Use this to step through a reusable interview workflow for this problem.

Custom checkpoints (one per line)

Press Step or Run All to begin.

Step 07

Complexity Analysis

Time

O(n)

Space

O(n)

Approach Breakdown

LINEAR SCAN

O(n) time

O(1) space

Check every element from left to right until we find the target or exhaust the array. Each comparison is O(1), and we may visit all n elements, giving O(n). No extra space needed.

BINARY SEARCH

O(log n) time

O(1) space

Each comparison eliminates half the remaining search space. After k comparisons, the space is n/2ᵏ. We stop when the space is 1, so k = log₂ n. No extra memory needed — just two pointers (lo, hi).

Shortcut: Halving the input each step → O(log n). Works on any monotonic condition, not just sorted arrays.

Coach Notes

Common Mistakes

Review these before coding to avoid predictable interview regressions.

Off-by-one on range boundaries

Wrong move: Loop endpoints miss first/last candidate.

Usually fails on: Fails on minimal arrays and exact-boundary answers.

Fix: Re-derive loops from inclusive/exclusive ranges before coding.
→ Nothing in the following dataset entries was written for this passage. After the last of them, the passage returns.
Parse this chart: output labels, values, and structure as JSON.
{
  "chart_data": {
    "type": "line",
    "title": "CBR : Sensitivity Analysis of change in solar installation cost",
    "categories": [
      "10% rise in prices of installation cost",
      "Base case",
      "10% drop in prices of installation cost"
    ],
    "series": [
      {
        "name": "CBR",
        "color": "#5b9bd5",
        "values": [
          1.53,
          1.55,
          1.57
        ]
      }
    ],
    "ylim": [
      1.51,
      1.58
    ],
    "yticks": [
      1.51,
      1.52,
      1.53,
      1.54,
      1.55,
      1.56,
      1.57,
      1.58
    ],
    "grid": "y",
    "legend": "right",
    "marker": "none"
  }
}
Mutating counts without cleanup

Wrong move: Zero-count keys stay in map and break distinct/count constraints.

Usually fails on: Window/map size checks are consistently off by one.

Fix: Delete keys when count reaches zero.

Boundary update without `+1` / `-1`

Wrong move: Setting `lo = mid` or `hi = mid` can stall and create an infinite loop.

Usually fails on: Two-element ranges never converge.

Fix: Use `lo = mid + 1` or `hi = mid - 1` where appropriate.

Using greedy without proof

Wrong move: Locally optimal choices may fail globally.

Usually fails on: Counterexamples appear on crafted input orderings.

Fix: Verify with exchange argument or monotonic objective before committing.